Bioethicists advise on ethical issues in medicine and medical research, often with diverse backgrounds in science, law, theology, or philosophy. They may work independently or consult for hospitals, businesses, and governments, and address issues such as when life begins, quality of life, and human subject research. Ethical interpretations vary, and bioethicists base their advice on a study of ethical systems.
A bioethicist is a person who works in the field of bioethics. Training for this type of career can be diverse and usually involves training with some medical/scientific background combined with further studies in ethics. In addition to these studies, the bioethicist typically has graduate work in law, theology, or philosophy.
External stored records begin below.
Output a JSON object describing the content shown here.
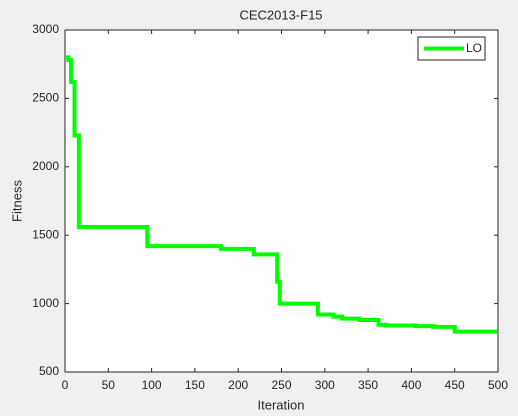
{
  "chart_data": {
    "type": "line",
    "title": "CEC2013-F15",
    "xlabel": "Iteration",
    "ylabel": "Fitness",
    "x": [
      0,
      4,
      4,
      7,
      7,
      11,
      11,
      16,
      16,
      95,
      95,
      180,
      180,
      218,
      218,
      245,
      245,
      248,
      248,
      292,
      292,
      310,
      310,
      320,
      320,
      340,
      340,
      362,
      362,
      370,
      370,
      405,
      405,
      425,
      425,
      450,
      450,
      500
    ],
    "series": [
      {
        "name": "LO",
        "color": "#00ff00",
        "values": [
          2800,
          2800,
          2780,
          2780,
          2620,
          2620,
          2230,
          2230,
          1560,
          1560,
          1420,
          1420,
          1400,
          1400,
          1360,
          1360,
          1160,
          1160,
          1000,
          1000,
          920,
          920,
          905,
          905,
          890,
          890,
          880,
          880,
          845,
          845,
          840,
          840,
          835,
          835,
          830,
          830,
          795,
          795
        ]
      }
    ],
    "xlim": [
      0,
      500
    ],
    "xticks": [
      0,
      50,
      100,
      150,
      200,
      250,
      300,
      350,
      400,
      450,
      500
    ],
    "ylim": [
      500,
      3000
    ],
    "yticks": [
      500,
      1000,
      1500,
      2000,
      2500,
      3000
    ],
    "legend": "top-right"
  }
}
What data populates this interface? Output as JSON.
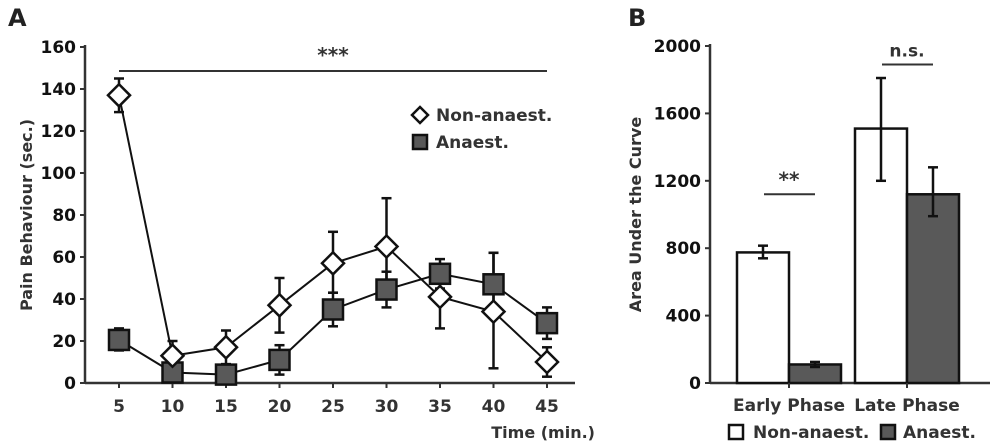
{
  "chart_data": [
    {
      "panel": "A",
      "type": "line",
      "title": "",
      "xlabel": "Time (min.)",
      "ylabel": "Pain Behaviour (sec.)",
      "x": [
        5,
        10,
        15,
        20,
        25,
        30,
        35,
        40,
        45
      ],
      "xlim": [
        5,
        45
      ],
      "ylim": [
        0,
        160
      ],
      "yticks": [
        0,
        20,
        40,
        60,
        80,
        100,
        120,
        140,
        160
      ],
      "xticks": [
        5,
        10,
        15,
        20,
        25,
        30,
        35,
        40,
        45
      ],
      "grid": false,
      "legend_position": "top-right",
      "series": [
        {
          "name": "Non-anaest.",
          "marker": "diamond-open",
          "values": [
            137,
            13,
            17,
            37,
            57,
            65,
            41,
            34,
            10
          ],
          "error_upper": [
            145,
            20,
            25,
            50,
            72,
            88,
            53,
            62,
            17
          ],
          "error_lower": [
            129,
            7,
            9,
            24,
            43,
            42,
            26,
            7,
            3
          ]
        },
        {
          "name": "Anaest.",
          "marker": "square-filled",
          "values": [
            20.5,
            5,
            4,
            11,
            35,
            44.5,
            52,
            47,
            28.5
          ],
          "error_upper": [
            26,
            9,
            7,
            18,
            43,
            53,
            59,
            62,
            36
          ],
          "error_lower": [
            15.5,
            1,
            1,
            4,
            27,
            36,
            45,
            32,
            21
          ]
        }
      ],
      "annotations": [
        {
          "text": "***",
          "from_x": 5,
          "to_x": 45,
          "y": 148
        }
      ]
    },
    {
      "panel": "B",
      "type": "bar",
      "title": "",
      "xlabel": "",
      "ylabel": "Area Under the Curve",
      "categories": [
        "Early Phase",
        "Late Phase"
      ],
      "ylim": [
        0,
        2000
      ],
      "yticks": [
        0,
        400,
        800,
        1200,
        1600,
        2000
      ],
      "grid": false,
      "legend_position": "bottom",
      "series": [
        {
          "name": "Non-anaest.",
          "values": [
            775,
            1510
          ],
          "error_upper": [
            815,
            1810
          ],
          "error_lower": [
            740,
            1200
          ]
        },
        {
          "name": "Anaest.",
          "values": [
            110,
            1120
          ],
          "error_upper": [
            125,
            1280
          ],
          "error_lower": [
            95,
            990
          ]
        }
      ],
      "annotations": [
        {
          "text": "**",
          "category": "Early Phase",
          "y": 1120
        },
        {
          "text": "n.s.",
          "category": "Late Phase",
          "y": 1890
        }
      ]
    }
  ],
  "labels": {
    "panel_a": "A",
    "panel_b": "B"
  },
  "colors": {
    "open_fill": "#ffffff",
    "filled": "#595959",
    "stroke": "#111111",
    "axis": "#333333"
  }
}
With such an education, there are many places where bioethicists can function.
Essentially, these professionals are trained to help advise others or suggest courses of action in medicine and medical research that are in line with available ethical choices. How ethics is determined can be interpreted differently depending on the moral system from which medical ethics arises. For example, a Catholic hospital, when faced with a moral dilemma, might depend on the advice of a Catholic bioethicist. This person would consider the ethics problem that evolved from Catholic teaching, ultimately suggesting a course of action or possible courses that the hospital could take.
A bioethicist can do much more than advise hospitals or the occasional patient in a hospital facing an extreme ethical dilemma. Many of these medical ethics specialists work independently of any organization and may be asked to consult on specific issues. Companies or businesses that could request queries include those that create research involving human subjects, hospitals, medical clinics, laboratories, and others. Some bioethicists consult or participate in think tanks that help shape government policy. At this level, understanding the diversity of ethical interpretation is extremely important, especially when advising countries with extremely large and varied populations.
Another place the bioethicist can work is in university settings. More and more schools are offering bioethics programs instead of having people put the career together through multidisciplinary studies. Creating programs in which bioethics becomes a focus, and often a doctorate means having professors to teach these classes. While in philosophy, medicine, or other departments, there may be some people with a focus on bioethics, having a big, big department in that area means requiring a larger pool of experts to learn that discipline.
Some may still be confused about the tasks a bioethicist could perform. As mentioned, they tend to advise, teach, help define policy, create research protocols, and answer or suggest solutions to ethical dilemmas. The latter often creates confusion, as what is an ethical dilemma in medicine? There are actually many, and people may be very familiar with them. Some issues in which bioethics could be of interest include the following:
1) When does life begin?
2) To what extent does the proposed treatment affect quality of life?
3) Does a treatment/experiment respect life and present little danger to humans?
4) When should the treatment be stopped?
5) What degree of research is allowed on humans and what level of development constitutes a human (stem cell research)?
6) Does abusive treatment of human subjects mean that research results should be discarded?
There can be many different answers to these questions, depending on moral, theological, and even political leanings. Bioethicists don’t always agree on these huge questions, but they base their arguments on a study of ethical systems. It helps them create rationalizations for the things they advise, but it doesn’t necessarily come up with single answers that everyone in medicine/ethics can agree on.